Device set to use cpu


[{'label': 'POSITIVE', 'score': 0.5392293334007263}]
[{'label': 'POSITIVE', 'score': 0.5339582562446594}]
[{'label': 'POSITIVE', 'score': 0.5598429441452026}]
[{'label': 'POSITIVE', 'score': 0.5076249837875366}]
[{'label': 'POSITIVE', 'score': 0.5189483165740967}]
[{'label': 'POSITIVE', 'score': 0.5159575939178467}]
[{'label': 'POSITIVE', 'score': 0.5249590873718262}]
[{'label': 'NEGATIVE', 'score': 0.5063350200653076}]


###  Save the PEFT Tuned model to disk


In [24]:
# Saving the model
from transformers import AutoModelForSequenceClassification
from peft import PeftModel
from peft import PeftConfig

# save_path = "./data/lora-finetuned-sentiment-analysis" # (already defined above)
lora_model.save_pretrained(save_path)
tokenizer.save_pretrained(save_path)


('./data/lora-finetuned-sentiment-analysis/tokenizer_config.json',
 './data/lora-finetuned-sentiment-analysis/special_tokens_map.json',
 './data/lora-finetuned-sentiment-analysis/vocab.txt',
 './data/lora-finetuned-sentiment-analysis/added_tokens.json',
 './data/lora-finetuned-sentiment-analysis/tokenizer.json')

## Performing Inference with a Saved PEFT Model

In the cells below, load the saved PEFT model weights and evaluate the performance of the trained PEFT model.
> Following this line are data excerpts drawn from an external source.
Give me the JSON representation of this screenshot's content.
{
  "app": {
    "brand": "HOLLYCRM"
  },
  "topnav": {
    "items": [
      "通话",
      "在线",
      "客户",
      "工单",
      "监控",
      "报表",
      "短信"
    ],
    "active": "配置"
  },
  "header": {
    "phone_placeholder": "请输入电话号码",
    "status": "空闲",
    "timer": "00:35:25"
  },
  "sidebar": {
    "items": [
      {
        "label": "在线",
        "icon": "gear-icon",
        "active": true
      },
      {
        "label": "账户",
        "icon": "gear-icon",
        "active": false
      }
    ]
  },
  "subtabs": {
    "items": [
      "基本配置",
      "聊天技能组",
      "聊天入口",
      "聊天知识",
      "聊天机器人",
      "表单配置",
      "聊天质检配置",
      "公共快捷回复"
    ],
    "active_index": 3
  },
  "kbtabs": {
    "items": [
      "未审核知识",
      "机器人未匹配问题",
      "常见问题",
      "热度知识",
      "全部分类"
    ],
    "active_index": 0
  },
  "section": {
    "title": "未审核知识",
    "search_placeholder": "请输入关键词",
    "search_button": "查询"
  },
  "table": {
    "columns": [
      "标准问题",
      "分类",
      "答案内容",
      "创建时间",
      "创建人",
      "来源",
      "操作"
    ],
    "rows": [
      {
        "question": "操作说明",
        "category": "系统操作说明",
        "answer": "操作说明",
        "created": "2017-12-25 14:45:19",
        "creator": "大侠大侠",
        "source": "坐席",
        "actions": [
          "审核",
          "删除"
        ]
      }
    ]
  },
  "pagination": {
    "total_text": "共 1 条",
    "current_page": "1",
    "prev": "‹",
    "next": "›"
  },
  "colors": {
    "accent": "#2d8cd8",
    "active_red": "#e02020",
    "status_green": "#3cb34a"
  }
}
Be sure to compare the results to the results from prior to fine-tuning.

In [25]:
# Load the fine-tuned AutoPeftModelForSequenceClassification model for inference
# save_path = "./data/lora-finetuned-sentiment-analysis" # (already defined above)
# Load the fine-tuned model for inference
from transformers import pipeline, AutoModelForSequenceClassification, AutoTokenizer
from peft import PeftModel, PeftConfig

loaded_lora_model = AutoModelForSequenceClassification.from_pretrained(
    save_path,
    num_labels=2,
    id2label=id2label,
    label2id=label2id
)

tokenizer = AutoTokenizer.from_pretrained(save_path)

new_clfr = pipeline("sentiment-analysis", model=loaded_lora_model, tokenizer=tokenizer)

for prompt in check_df['text'].tolist():
    print(new_clfr(prompt, truncation=True, max_length=512))

Some weights of BertForSequenceClassification were not initialized from the model checkpoint at bert-base-uncased and are newly initialized: ['classifier.bias', 'classifier.weight']
You should probably TRAIN this model on a down-stream task to be able to use it for predictions and inference.
Device set to use cpu


[{'label': 'POSITIVE', 'score': 0.5392293334007263}]
[{'label': 'POSITIVE', 'score': 0.5339582562446594}]
[{'label': 'POSITIVE', 'score': 0.5598429441452026}]
[{'label': 'POSITIVE', 'score': 0.5076249837875366}]
[{'label': 'POSITIVE', 'score': 0.5189483165740967}]
[{'label': 'POSITIVE', 'score': 0.5159575939178467}]
[{'label': 'POSITIVE', 'score': 0.5249590873718262}]
[{'label': 'NEGATIVE', 'score': 0.5063350200653076}]


## Conclusion

The fine-tuned model does a better job in the area of finance related topics as the additional training
dataset added more infomation to the original model.